Bacon venait tout juste d'avoir vingt-sept ans, mais dès qu'il était arrivé en Europe, en février 1945, il s'était efforcé de paraître plus mature, plus fort, plus dur. Il voulait chasser, d'un coup de balai, les faiblesses qui l'avaient tourmentées jusqu'ici et qui, dans une certaine mesure, l'avaient poussé à quitter l'Amérique. Il n'était plus l'homme respectueux, raisonnable et pur d'autrefois: il avait accepté cette mission, abandonné son travail de scientifique à l'Institut d' Etudes Avancées de Princeton, pour en quelque sorte canaliser ses désirs de vengeance et se prouver à lui-même qu'il était enfin devenu un autre. Il était décidé à montrer qu' il appartenait au camp victorieux, sans s'autoriser la moindre compassion envers les vaincus. De loin, Bacon ne se distinguait guère des rares soldats nord-américains qui patrouillaient dans la zone. Il avait les cheveux châtain foncé, coupés très courts, les yeux clairs et un nez fin et pointu duquel il s'était toujours senti particulièrement orgueilleux.
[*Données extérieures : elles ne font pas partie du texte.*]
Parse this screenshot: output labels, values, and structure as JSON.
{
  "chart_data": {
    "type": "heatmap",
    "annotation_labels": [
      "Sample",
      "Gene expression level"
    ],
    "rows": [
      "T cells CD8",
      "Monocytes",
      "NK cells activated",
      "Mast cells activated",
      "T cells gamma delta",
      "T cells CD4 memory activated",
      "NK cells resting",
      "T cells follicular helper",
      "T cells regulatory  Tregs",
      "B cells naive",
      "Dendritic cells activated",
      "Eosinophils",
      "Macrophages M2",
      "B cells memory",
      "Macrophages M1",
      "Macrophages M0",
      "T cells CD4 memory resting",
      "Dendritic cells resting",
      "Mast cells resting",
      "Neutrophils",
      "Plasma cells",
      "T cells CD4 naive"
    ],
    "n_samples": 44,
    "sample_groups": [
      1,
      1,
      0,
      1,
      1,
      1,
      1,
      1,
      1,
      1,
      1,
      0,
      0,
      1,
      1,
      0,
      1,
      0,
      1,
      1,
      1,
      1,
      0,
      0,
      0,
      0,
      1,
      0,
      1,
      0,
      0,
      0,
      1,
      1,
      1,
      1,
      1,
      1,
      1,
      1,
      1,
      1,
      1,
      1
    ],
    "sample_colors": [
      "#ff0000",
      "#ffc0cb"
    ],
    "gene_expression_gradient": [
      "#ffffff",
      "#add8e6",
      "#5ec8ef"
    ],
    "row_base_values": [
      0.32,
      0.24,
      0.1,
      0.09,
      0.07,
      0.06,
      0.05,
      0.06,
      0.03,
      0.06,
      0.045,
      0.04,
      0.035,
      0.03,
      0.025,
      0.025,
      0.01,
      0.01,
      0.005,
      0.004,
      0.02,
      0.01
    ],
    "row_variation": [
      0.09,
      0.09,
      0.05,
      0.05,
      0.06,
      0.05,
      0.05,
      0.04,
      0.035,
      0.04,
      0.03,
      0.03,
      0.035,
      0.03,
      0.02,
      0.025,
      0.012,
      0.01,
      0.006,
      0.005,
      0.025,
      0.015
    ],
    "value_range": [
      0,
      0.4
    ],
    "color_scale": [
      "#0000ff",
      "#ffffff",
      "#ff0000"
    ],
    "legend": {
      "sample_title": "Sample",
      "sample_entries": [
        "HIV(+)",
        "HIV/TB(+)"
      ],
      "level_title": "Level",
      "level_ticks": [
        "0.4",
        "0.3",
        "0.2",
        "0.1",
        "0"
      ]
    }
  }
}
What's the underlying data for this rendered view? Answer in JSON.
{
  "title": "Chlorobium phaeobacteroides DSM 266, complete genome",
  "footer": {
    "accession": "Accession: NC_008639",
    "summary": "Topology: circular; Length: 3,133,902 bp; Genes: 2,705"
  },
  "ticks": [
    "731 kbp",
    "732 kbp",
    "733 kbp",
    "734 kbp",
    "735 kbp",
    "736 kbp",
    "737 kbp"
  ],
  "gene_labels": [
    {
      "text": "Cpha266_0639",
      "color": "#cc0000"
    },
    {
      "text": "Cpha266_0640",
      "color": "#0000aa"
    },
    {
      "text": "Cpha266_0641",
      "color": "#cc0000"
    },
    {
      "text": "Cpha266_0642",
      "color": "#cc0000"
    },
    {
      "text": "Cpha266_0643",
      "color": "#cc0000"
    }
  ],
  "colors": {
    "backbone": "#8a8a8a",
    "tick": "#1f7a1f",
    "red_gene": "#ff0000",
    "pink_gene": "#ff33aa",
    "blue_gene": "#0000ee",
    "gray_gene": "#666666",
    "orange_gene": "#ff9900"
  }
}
Il portait l'uniforme avec prestance -ou plutôt avec une certaine rigidité-, exhibant ses décorations, indifférent à la douleur d'autrui. Sur son épaule, un solide sac à dos militaire contenait presque tout ce qu'il possédait : quelques vêtements de rechange, quelques photos, que d'ailleurs il n'avait plus regardées depuis son départ de New-Jersey, et deux vieux numéros de Annalen der Physik, une des plus importantes revues dans sa spécialité, volés dans une des bibliothèques rencontrées sur son chemin.